The Jewish Telegraphic Agency profiled TRADITION’s Rabbi Jeffrey Saks upon his appointment as the journal’s sixth editor. Journalist Sam Sokol writes:
American Modern Orthodoxy is in many ways an ongoing argument between Jewish tradition and modernity. Leaders and followers prefer to call it a balancing act, involving everything from how to read the Bible to agreeing on the borders of a Jewish state to whether to ordain female clergy. That argument, or balancing act, has taken place for six decades in the quarterly journal of the Rabbinical Council of America, aptly named Tradition.
The journal recently announced the appointment of Rabbi Jeffrey Saks as its new editor, choosing an American-born educator who has lived in Israel for the past quarter century. Saks succeeds Rabbi Shalom Carmy, assistant professor of Jewish philosophy and Bible at Yeshiva University, who held the position for 15 years.
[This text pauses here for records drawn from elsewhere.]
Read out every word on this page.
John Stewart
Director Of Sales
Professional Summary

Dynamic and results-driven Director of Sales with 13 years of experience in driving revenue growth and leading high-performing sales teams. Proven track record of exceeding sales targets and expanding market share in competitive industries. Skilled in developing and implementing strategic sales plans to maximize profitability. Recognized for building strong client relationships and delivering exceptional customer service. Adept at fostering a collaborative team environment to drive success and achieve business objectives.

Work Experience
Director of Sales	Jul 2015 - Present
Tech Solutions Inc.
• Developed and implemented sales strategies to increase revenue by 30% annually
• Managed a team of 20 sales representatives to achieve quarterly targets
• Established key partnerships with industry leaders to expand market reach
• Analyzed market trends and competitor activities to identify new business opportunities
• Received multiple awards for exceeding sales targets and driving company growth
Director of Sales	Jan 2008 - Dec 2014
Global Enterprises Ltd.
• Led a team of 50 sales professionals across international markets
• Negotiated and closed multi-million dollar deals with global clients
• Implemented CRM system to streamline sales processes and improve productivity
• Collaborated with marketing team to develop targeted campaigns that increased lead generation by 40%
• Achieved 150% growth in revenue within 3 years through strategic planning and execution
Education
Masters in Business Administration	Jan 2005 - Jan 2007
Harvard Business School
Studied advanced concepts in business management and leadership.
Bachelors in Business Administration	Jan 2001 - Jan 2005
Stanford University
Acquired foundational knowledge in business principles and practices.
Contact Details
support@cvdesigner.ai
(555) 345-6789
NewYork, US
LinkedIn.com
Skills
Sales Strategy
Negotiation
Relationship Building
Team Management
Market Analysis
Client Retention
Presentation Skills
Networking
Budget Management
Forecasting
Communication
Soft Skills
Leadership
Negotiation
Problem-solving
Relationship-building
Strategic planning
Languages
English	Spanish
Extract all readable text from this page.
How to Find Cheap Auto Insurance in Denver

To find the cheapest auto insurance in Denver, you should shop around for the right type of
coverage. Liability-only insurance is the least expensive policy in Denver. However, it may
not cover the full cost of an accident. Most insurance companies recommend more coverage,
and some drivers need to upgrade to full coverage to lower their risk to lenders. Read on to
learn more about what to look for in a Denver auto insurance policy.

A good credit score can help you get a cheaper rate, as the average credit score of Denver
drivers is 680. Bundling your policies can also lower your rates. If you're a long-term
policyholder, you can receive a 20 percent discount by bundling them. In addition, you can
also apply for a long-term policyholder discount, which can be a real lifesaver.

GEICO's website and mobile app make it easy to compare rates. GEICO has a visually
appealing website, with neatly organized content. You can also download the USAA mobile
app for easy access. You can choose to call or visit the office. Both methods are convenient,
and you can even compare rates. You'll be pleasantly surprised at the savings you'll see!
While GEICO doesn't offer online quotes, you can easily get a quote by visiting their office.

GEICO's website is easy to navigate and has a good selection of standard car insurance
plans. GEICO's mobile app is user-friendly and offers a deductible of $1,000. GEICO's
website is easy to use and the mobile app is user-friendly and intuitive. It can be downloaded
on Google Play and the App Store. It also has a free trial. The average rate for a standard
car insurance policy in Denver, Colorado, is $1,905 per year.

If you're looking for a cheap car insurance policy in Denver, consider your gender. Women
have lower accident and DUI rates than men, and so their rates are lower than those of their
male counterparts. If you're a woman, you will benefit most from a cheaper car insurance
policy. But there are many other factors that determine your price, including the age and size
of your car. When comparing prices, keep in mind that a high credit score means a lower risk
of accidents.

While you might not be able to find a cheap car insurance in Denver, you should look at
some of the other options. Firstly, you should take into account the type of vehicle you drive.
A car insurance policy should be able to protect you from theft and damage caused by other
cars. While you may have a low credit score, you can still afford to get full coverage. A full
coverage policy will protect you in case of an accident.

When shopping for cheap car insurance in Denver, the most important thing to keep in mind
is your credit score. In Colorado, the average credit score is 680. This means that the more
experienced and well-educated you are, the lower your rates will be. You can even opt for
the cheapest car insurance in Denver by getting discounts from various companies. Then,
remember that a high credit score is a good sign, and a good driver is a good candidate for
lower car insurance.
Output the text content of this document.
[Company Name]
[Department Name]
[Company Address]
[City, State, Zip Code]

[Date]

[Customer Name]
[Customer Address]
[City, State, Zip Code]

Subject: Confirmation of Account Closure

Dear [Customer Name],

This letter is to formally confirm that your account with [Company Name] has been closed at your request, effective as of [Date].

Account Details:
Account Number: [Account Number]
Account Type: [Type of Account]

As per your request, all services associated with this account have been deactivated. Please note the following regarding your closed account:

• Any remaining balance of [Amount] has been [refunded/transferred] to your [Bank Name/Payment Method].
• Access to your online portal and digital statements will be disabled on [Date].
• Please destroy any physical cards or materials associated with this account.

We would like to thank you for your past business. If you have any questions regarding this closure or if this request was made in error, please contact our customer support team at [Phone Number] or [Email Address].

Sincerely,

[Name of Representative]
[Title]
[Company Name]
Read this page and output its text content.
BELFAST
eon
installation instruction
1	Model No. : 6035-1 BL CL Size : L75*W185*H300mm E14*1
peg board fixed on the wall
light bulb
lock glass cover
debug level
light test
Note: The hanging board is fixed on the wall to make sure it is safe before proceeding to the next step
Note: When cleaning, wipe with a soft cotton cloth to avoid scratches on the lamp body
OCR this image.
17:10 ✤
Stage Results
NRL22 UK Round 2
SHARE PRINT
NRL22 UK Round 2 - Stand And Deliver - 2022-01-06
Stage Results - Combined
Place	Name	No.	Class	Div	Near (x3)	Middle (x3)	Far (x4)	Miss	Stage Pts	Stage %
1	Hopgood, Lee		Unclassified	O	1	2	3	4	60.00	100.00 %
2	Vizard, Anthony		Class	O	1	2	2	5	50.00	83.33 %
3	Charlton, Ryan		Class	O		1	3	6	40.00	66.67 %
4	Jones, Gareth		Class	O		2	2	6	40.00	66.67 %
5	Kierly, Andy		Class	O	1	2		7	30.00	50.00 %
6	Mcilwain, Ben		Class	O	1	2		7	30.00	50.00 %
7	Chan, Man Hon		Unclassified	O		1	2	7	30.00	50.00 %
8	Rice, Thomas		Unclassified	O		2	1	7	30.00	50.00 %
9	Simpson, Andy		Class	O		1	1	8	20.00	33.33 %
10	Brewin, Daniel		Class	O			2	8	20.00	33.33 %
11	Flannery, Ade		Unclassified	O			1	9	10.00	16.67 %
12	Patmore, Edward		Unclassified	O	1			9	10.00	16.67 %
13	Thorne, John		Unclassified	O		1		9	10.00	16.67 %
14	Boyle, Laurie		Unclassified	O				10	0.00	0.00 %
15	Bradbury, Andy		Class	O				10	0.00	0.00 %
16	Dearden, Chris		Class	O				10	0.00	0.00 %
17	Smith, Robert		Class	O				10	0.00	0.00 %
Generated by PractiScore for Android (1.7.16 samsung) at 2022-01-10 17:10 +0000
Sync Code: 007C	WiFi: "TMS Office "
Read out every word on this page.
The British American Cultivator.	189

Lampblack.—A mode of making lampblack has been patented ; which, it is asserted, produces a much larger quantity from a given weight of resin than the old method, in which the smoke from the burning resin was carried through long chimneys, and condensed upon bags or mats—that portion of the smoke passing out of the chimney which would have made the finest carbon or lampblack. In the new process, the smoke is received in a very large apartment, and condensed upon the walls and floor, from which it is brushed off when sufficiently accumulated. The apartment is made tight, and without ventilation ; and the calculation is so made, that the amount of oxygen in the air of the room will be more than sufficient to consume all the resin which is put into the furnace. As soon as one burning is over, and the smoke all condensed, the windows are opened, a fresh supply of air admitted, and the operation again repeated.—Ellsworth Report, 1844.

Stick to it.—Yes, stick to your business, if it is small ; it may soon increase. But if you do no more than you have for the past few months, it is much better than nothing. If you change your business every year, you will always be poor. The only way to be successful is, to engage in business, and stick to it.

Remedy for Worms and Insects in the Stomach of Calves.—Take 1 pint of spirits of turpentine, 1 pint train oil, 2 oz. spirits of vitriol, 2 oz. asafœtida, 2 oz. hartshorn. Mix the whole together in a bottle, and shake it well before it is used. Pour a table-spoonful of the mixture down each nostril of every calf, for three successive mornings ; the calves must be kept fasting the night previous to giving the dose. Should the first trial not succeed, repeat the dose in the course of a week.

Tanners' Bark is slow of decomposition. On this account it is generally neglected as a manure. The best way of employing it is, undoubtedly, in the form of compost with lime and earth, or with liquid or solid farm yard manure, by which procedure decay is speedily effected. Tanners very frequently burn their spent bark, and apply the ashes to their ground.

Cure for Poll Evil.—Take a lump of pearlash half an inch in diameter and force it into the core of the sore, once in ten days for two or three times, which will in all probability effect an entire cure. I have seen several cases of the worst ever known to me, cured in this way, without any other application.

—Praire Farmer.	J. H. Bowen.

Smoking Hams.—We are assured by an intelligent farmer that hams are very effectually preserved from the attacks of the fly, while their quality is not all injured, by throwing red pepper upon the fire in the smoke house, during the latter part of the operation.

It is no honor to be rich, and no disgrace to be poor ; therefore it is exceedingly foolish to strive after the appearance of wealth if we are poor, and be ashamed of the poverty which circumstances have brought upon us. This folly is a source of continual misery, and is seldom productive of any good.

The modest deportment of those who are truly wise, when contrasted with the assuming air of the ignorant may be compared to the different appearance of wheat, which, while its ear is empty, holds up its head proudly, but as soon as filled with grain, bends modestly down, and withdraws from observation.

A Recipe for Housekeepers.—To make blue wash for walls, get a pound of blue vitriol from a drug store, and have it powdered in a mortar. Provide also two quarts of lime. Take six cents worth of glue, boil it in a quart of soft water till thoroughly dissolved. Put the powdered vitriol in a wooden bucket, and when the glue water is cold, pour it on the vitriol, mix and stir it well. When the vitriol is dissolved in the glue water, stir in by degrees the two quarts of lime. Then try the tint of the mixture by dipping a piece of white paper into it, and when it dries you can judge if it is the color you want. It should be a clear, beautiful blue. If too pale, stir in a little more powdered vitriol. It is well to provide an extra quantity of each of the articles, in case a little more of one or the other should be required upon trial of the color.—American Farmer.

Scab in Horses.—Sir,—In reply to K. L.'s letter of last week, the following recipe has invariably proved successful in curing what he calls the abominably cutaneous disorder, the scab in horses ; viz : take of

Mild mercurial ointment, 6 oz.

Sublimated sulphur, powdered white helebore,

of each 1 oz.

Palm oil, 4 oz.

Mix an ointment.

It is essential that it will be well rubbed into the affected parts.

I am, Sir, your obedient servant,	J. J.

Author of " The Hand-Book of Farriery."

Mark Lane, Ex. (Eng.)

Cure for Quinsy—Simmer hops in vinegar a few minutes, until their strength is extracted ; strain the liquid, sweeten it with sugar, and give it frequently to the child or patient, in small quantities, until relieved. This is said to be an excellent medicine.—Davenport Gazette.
“Ideas and action are essential to the life of a thoughtful, engaged religious and spiritual community,” said Saks, “and there are many ways into that conversation. Tradition has been for 60 years a very significant platform for that kind of interaction. And we hope to raise that and we hope to expand it through the benefits of new media, but to continue to do that. In that regard, we are still quite as relevant as ever.”